Selon l'étude de Siddharth Kara, en 2016, l'esclavage moderne a généré un profit moyen de 3 978 dollars (environ 3 400 euros) par an et par victime pour l'exploiteur. "Les profits varient de quelques centaines de dollars par an à plusieurs centaines de milliers de dollars, pour un total annuel estimé à environ 150 milliards de dollars" (environ 127 milliards d'euros), détaille le chercheur, dont les bases de calcul sont, d'une part, le salaire qu’une personne gagnerait légalement dans des circonstances similaires et, d'autre part, les charges "économisées" par le criminel qui l'exploite. 

Parce que l'esclavage sexuel est particulièrement "rentable"

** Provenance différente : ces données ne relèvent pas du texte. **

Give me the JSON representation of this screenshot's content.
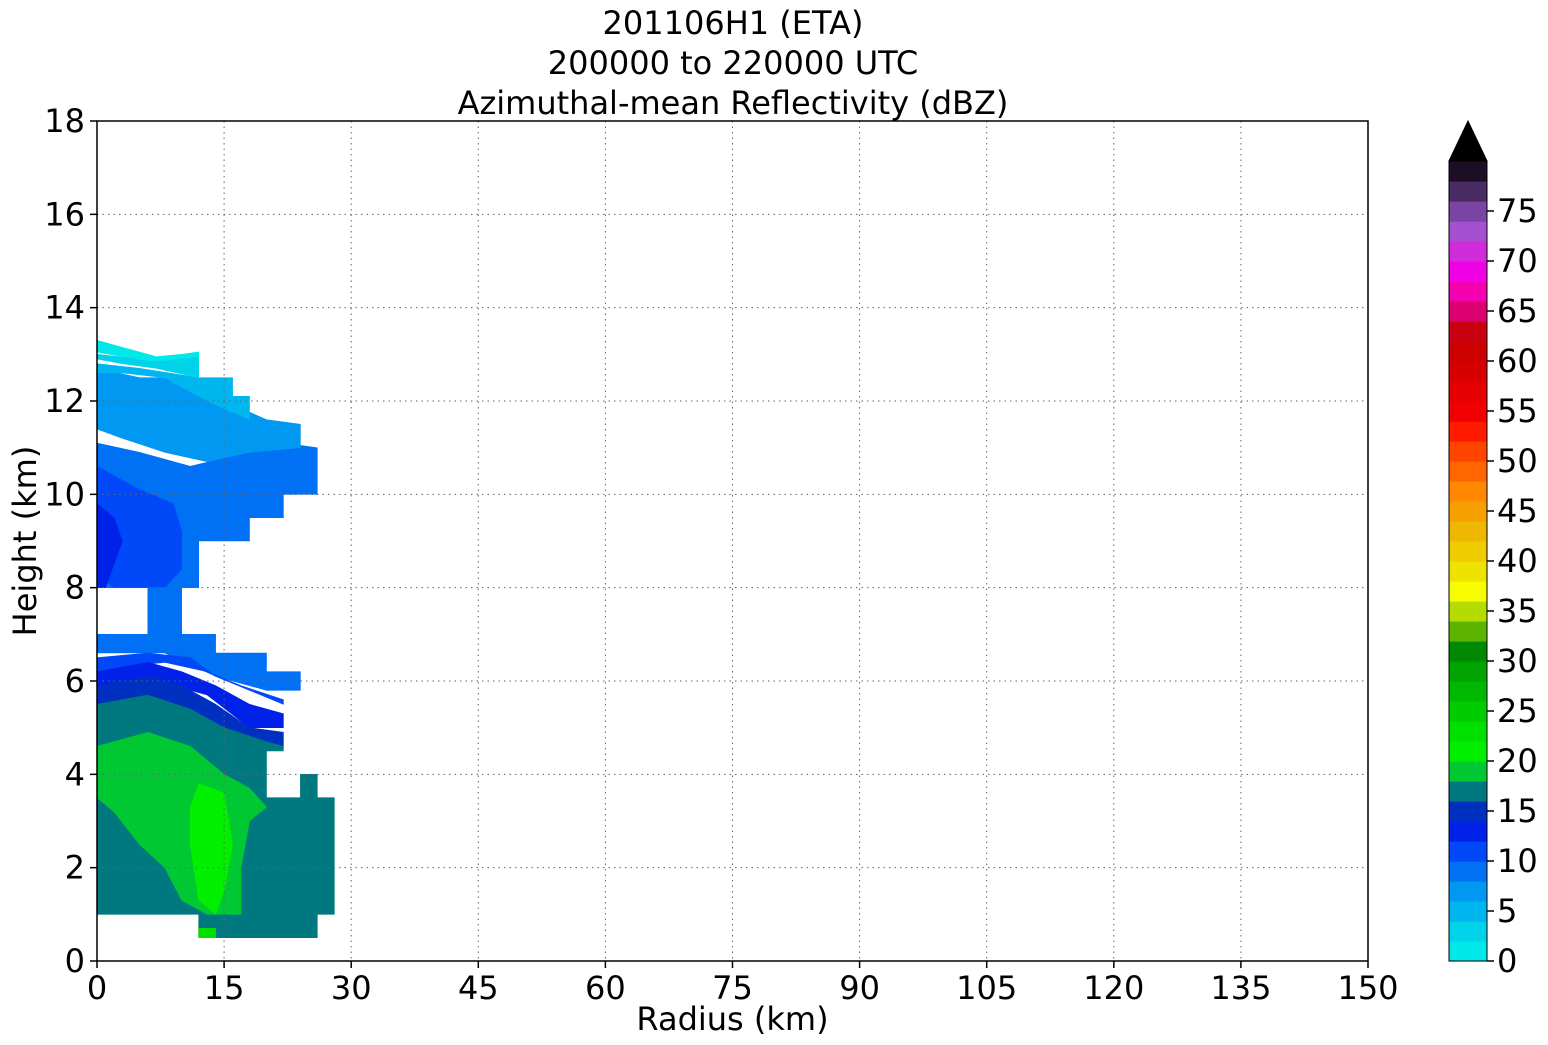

Les victimes d'esclavage sexuel ne représentent que 5% de la totalité des esclaves modernes. Pourtant, leur exploitation rapporte 36 000 dollars par an et par victime (environ 30 500 euros) en moyenne, et représente ainsi plus de 50% des profits mondiaux générés par l'esclavage moderne, explique Siddharth Kara. 

Pour en venir à ces conclusions, l'économiste a analysé des données de l'Organisation internationale du travail (OIT), ainsi que des rapports d’ONG concernant l'esclavage dans 51 pays, sur une période de quinze ans. Il a également interviewé plus de 5 000 victimes d'esclavage. 

Parce que l'esclavage est devenu "bon marché" pour les exploiteurs

Auparavant, la pratique de l'esclavage impliquait souvent le transport des esclaves sur de longues distances. Comme l'explique le Guardian, les forts taux de mortalité des victimes d'esclavage, et le coût de leur transport, limitait de fait les profits générés pour les trafiquants d'êtres humains.

A l'heure de la mondialisation, les moyens de transport sont devenus plus accessibles, moins risqués et plus rapides que jamais, ce qui a non seulement facilité les trafics d'êtres humains, mais aussi diminué le coût de ces pratiques pour les exploitants. A présent, "les esclaves peuvent être acquis, exploités et abandonnés assez rapidement", déplore Siddharth Kara. Le profit généré par leur exploitation a donc augmenté considérablement, et "la vie humaine n'a jamais été aussi facilement remplaçable", explique Siddharth Kara.